Pelo maior custo, esse tipo de empreendimento tem sido voltado ao alto padrão. No futuro residencial mais alto de São Paulo, o m² custa em média R$ 30 mil. Os apartamentos terão de 77 m² a 311 m². Segundo o Parque Global, 65% das unidades já foram vendidas.

Brasil tem perfil diferente, com arranha-céus no interior e em bairros fora do centro

Pesquisador sobre arranha-céus no Brasil, Luís Henrique Villanova diz que a verticalização mais recente nas principais cidades brasileiras é caracterizada por prédios espalhados por diversas vizinhanças, mas sem estatura tão proeminente.

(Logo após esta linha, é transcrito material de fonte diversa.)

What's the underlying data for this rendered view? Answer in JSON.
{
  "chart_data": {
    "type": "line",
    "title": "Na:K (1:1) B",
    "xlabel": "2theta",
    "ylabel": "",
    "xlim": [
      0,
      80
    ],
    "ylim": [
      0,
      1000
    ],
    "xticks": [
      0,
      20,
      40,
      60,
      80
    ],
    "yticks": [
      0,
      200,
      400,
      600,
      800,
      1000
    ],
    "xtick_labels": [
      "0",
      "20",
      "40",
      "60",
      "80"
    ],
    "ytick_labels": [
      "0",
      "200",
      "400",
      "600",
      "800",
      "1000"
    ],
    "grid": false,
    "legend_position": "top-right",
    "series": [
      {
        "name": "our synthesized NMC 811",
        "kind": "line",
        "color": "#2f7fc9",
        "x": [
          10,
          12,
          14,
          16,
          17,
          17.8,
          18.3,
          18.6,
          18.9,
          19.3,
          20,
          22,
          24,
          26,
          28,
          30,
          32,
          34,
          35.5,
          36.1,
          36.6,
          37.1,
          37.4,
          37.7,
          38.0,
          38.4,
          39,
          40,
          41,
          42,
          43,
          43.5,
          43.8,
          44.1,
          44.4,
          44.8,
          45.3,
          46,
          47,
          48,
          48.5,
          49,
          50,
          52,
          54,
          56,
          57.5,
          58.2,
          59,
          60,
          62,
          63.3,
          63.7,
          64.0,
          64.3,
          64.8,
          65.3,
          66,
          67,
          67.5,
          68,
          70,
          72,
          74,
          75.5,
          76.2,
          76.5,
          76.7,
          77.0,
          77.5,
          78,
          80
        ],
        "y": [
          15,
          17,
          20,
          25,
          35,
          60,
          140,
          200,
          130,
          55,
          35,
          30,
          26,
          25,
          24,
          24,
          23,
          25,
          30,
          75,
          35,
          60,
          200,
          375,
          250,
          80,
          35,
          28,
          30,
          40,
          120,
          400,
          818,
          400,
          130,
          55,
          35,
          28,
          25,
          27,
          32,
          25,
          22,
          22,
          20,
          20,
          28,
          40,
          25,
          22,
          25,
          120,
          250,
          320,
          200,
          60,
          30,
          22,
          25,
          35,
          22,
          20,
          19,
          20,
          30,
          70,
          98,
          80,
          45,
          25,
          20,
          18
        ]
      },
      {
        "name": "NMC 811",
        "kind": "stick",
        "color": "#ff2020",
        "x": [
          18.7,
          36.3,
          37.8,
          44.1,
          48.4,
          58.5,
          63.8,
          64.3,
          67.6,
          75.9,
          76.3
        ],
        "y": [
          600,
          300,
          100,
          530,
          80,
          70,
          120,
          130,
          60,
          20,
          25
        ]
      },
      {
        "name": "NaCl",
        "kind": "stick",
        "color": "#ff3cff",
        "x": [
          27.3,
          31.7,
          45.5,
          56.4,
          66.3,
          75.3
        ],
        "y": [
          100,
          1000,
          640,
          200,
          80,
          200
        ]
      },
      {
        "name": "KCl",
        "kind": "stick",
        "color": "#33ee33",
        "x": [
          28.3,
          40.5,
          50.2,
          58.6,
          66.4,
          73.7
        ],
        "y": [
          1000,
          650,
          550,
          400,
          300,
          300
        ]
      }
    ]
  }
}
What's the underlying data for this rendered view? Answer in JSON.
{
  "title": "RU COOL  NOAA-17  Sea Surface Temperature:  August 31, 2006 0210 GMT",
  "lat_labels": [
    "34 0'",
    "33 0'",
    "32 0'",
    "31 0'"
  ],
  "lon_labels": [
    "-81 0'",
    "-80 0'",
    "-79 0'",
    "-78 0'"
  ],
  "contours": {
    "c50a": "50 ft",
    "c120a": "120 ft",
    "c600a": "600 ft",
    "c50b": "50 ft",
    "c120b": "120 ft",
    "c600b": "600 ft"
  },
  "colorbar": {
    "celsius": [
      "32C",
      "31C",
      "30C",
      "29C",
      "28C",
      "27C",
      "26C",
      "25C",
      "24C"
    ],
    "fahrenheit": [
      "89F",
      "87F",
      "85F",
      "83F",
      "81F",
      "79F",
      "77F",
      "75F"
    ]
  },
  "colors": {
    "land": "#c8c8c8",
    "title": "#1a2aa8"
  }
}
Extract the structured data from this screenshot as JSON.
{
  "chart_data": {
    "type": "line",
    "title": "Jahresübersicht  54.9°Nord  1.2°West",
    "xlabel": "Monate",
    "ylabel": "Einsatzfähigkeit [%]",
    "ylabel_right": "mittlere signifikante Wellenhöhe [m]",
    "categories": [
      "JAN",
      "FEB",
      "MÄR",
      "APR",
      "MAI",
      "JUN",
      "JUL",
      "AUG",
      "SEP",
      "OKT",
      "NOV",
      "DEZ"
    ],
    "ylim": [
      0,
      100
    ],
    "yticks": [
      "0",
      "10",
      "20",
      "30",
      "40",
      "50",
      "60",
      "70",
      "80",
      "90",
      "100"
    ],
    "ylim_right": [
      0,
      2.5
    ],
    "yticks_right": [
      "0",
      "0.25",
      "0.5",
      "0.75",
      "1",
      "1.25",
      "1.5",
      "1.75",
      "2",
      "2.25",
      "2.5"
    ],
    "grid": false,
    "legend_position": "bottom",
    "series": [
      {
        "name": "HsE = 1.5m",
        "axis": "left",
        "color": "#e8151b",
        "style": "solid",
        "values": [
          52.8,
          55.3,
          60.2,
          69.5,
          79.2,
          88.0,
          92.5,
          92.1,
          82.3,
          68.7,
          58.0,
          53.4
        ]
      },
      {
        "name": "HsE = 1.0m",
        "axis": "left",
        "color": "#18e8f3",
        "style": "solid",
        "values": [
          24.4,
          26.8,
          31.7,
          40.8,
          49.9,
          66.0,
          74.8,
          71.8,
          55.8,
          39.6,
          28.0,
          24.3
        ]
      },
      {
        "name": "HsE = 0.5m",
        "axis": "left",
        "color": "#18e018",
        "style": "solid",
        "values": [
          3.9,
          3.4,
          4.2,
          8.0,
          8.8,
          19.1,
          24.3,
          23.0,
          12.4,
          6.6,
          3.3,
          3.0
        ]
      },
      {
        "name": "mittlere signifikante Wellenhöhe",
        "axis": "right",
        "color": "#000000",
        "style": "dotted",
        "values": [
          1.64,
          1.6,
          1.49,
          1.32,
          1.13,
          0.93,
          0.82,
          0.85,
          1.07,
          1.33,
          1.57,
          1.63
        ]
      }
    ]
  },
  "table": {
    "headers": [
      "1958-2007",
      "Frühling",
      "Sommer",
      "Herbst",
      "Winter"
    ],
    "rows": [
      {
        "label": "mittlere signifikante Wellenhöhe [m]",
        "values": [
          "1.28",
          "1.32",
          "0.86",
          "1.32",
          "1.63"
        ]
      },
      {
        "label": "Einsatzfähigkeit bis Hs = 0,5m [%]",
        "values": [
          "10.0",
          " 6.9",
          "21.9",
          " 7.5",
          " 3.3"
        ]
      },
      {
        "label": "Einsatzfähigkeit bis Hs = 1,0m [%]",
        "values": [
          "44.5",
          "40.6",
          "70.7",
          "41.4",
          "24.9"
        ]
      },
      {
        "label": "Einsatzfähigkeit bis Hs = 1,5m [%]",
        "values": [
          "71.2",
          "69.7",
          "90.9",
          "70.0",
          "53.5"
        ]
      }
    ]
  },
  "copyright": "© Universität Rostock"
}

“A corrida pelos céus no Brasil começou em uma disputa entre Rio e São Paulo (entre o A Noite e o Martinelli), com São Paulo tomando a frente pelo seu poder econômico até que os planos diretores estagnaram, com o Itália e o Mirante do Vale (praticamente) não podendo ser mais ultrapassados (por décadas)”, resume.

Parte dos arranha-céus paulistas são de vidro espelhado Foto: Tiago Queiroz/Estadão

Doutorando em Arquitetura e Urbanismo na Universidade Federal do Rio Grande do Sul (UFRGS), ele observa que a produção mais recente tem sido encabeçada em grande parte por cidades menores — especialmente Balneário Camboriú — e, quando em capitais, em polos mais afastados do centro.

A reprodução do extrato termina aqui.